While learning GCP billing a bit thoroughly, I have a scenario with GCP Billing, and I am not able to understand how this is addressed, so please clarify.
I have a user (admin_user) who has created a billing account. This admin user adds another user (normal_user) with BillingAccountUser role for that billing account.
Now this normal_user creates his own project and generates some ML workload which adds up a huge bill (keeping alerts aside for now) by end of the month, and the billing account gets the invoice which is obvious. Now the admin_user cannot see the normal_user's project as he is the only owner of that. If normal_user leaves the company, no one would have access to the project he created and generated the bill, and presumably billing reports may not be able to show the workload details and drilldown for that project.
So how safely to avoid/prevent this scenario while assigning the BillingAccountUser role? Any way to allow normal_user to add only organization projects to this billing account where he should not have right to create a project in the organization but manage that to add to the billing account, yet he can create his own projects and play around without actually not able to add them to this billing account?

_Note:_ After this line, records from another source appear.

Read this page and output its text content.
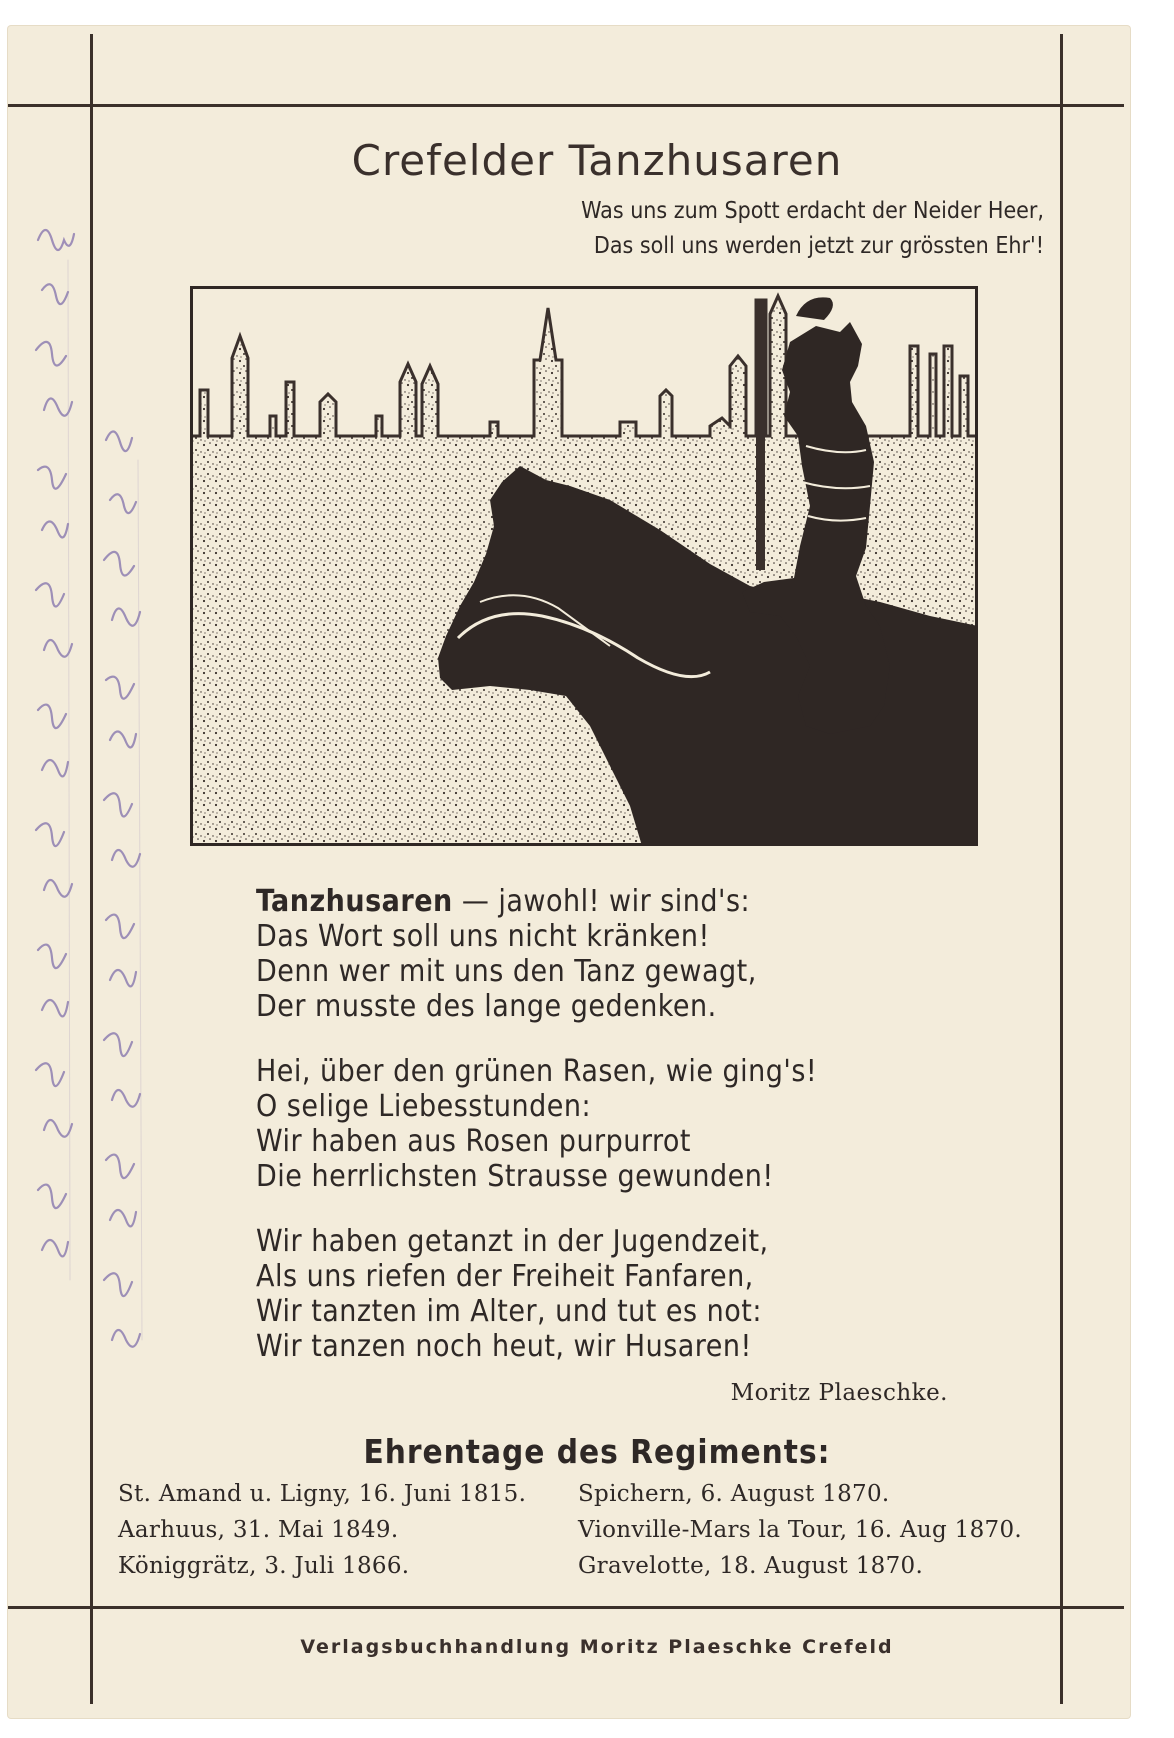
Crefelder Tanzhusaren
Was uns zum Spott erdacht der Neider Heer,
Das soll uns werden jetzt zur grössten Ehr'!
Tanzhusaren — jawohl! wir sind's:
Das Wort soll uns nicht kränken!
Denn wer mit uns den Tanz gewagt,
Der musste des lange gedenken.
Hei, über den grünen Rasen, wie ging's!
O selige Liebesstunden:
Wir haben aus Rosen purpurrot
Die herrlichsten Strausse gewunden!
Wir haben getanzt in der Jugendzeit,
Als uns riefen der Freiheit Fanfaren,
Wir tanzten im Alter, und tut es not:
Wir tanzen noch heut, wir Husaren!
Moritz Plaeschke.
Ehrentage des Regiments:
St. Amand u. Ligny, 16. Juni 1815. Spichern, 6. August 1870.
Aarhuus, 31. Mai 1849.	Vionville-Mars la Tour, 16. Aug 1870.
Königgrätz, 3. Juli 1866.	Gravelotte, 18. August 1870.
Verlagsbuchhandlung Moritz Plaeschke Crefeld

If you grant a user Billing Account User and that user also has Project Creator, then that user will be able to attach the billing account to a new project.
To prevent the user from being able to attach a billing account to a project, grant the user Billing Account Viewer instead.
Only trusted users should have any form of access to the billing account.
Any way to allow normal_user to add only organization projects to this billing account where he should not have right to create a project in the organization but manage that to add to the billing account, yet he can create his own projects and play around without actually not able to add them to this billing account?
No. Billing accounts are not part of a project or organization. They are separate accounts and are managed independently. Billing accounts are linked to projects - they are not managed or controlled by a project. If you have the correct permissions, you can link any project to a billing account.
Normally, restrictions like this would be part of constraints. However, Google Cloud does not yet offer a constraint for billing accounts.
Organization policy constraints
If a user created a personal account and linked it to a business billing account, that would be a misuse of corporate assets. I recommend that only certain officers/managers of a company have access to a billing account. Everyone else should complete a form, or similar, and request a project be linked to a billing account.
One item that can improve the security of billing accounts, is to only add user accounts that you control. If a user mismanaged an account, you could take control of his identity (corporate email address). If you use Gmail accounts, you do not have that ability.